Earlier this week, Planned Parenthood president Cecile Richards rebutted a post by U.S. News and World Report's God and Country blogger, Dan Gilgoff, who unquestioningly suggested that the Obama administration needed to respond to the "demand" of the U.S. Conference of Catholic Bishops that abortion services be excluded from health care reform. (Gilgoff, who frequently leaves right-wing spin untouched in his posts, more recently has recruited religious right figures as guest bloggers).
Richards wrote, "Does anyone else see the irony in the U.S. bishops wanting to define universal health care as covering everything except for what they don't support?

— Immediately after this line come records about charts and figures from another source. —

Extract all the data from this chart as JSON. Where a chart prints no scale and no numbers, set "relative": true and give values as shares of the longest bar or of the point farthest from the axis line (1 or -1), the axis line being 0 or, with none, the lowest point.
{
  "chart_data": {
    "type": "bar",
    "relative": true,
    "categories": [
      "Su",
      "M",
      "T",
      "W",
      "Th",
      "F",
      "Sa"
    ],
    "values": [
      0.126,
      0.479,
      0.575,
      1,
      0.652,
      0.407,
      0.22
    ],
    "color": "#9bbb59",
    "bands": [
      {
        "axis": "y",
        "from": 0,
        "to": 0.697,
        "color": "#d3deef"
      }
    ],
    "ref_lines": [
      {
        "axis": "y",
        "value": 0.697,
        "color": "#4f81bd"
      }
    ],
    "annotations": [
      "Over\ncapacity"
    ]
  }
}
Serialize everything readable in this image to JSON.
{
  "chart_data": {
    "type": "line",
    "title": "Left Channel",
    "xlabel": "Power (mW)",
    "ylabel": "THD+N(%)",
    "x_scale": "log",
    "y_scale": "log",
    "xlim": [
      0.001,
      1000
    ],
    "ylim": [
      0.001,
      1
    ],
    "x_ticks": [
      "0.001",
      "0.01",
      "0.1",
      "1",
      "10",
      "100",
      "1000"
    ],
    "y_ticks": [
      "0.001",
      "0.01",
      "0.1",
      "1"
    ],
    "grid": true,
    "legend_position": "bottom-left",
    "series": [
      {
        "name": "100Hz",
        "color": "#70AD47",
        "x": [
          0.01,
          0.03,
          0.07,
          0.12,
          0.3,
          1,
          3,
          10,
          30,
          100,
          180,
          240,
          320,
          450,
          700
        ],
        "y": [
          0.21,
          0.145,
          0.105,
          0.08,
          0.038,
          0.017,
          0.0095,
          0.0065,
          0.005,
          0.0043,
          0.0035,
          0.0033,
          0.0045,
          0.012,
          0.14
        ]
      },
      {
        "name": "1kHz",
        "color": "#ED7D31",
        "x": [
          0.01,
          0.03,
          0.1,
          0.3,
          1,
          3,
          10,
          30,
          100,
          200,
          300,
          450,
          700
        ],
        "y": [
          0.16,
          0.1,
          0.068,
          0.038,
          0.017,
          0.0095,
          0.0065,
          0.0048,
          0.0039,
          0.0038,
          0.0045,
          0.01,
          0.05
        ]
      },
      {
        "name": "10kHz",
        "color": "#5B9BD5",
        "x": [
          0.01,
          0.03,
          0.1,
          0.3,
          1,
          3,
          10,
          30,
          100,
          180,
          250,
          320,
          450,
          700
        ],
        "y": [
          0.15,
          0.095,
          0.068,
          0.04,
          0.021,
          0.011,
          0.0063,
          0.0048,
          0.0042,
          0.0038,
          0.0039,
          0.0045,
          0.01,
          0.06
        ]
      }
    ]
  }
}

Under this theory, I suppose women are supposed to wait to see just exactly how the U.S. Conference of Catholic Bishops comes down on a variety of health care needs to understand what in fact will be considered universal." But since Obama has painted himself into a corner by elevating religious voices (and including a representative of the U.S.C.C.B. on his faith-based advisory council), he finds himself in the squirmy position of trying to answer: whose religion?
Catholics for Choice -- which was not asked to participate in yesterday's call between "people of faith" and the White House, has put out its own passionate and detailed statement on health care reform. (The U.S.C.C.B. did not participate either; anti-choice evangelicals, also not on the call, are now outraged that Obama said spreading misinformation about, among other things, government-funded abortion, was "bearing false witness.")
In his statement, Catholics for Choice president Jon O'Brien calls for contraception to not just be covered, but to be free. "As access to free contraception provides men and women with the resources they need to lead happy and healthy lives and saves money, including provisions for free contraception ought to be obvious to the architects of healthcare reform," O'Brien writes. The outrage, of course, is that this isn't at all obvious to lawmakers, because, as with much of the health care reform debate, the loud voices of irrationality -- some now saying that even contraceptive coverage violates religious conscience -- are still hijacking the debate.